Newcomer Amy Manson gives the performance of the evening, playing the Step-daughter with tremendous sensitivity to the switches from irony to anger to humiliation, while Ron Donachie plays her father with an authority that makes his role as a sexual predator even more creepy. Their lingering presence at the end of the show, like spectres after the ball, leaves us with a chill sensation of the haunting power of the imagination.
The Guardian * * * *
This adaptation of Pirandello by David Harrower is an absorbing and thought-provoking look at the limitations of art in addressing truth and reality. Ostensibly a tragedy, it is also very funny.

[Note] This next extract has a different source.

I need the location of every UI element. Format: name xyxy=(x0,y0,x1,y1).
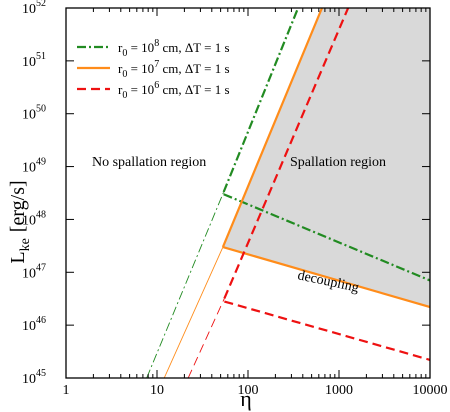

Premiered in 1921, its touchstones include Waiting For Godot and If On A Winter's Night A Traveller, which also looked at identity, perspective and notions of reality.
Metro (Scotland) * * * *
. . . it's not so much an author [the Characters] are seeking but closure from the kitchen sink drama they're trapped in.
When Six Characters was first produced, Pirandello was kicking out at the glass ceiling of his art as well as pursuing a line of philosohical enquiry. Today, this looks like an envelope-pushing precursor of everything from devised and verbatim theatre to the attention-seeking flotsam and jetsam who make confessional reality TV such a freak-show.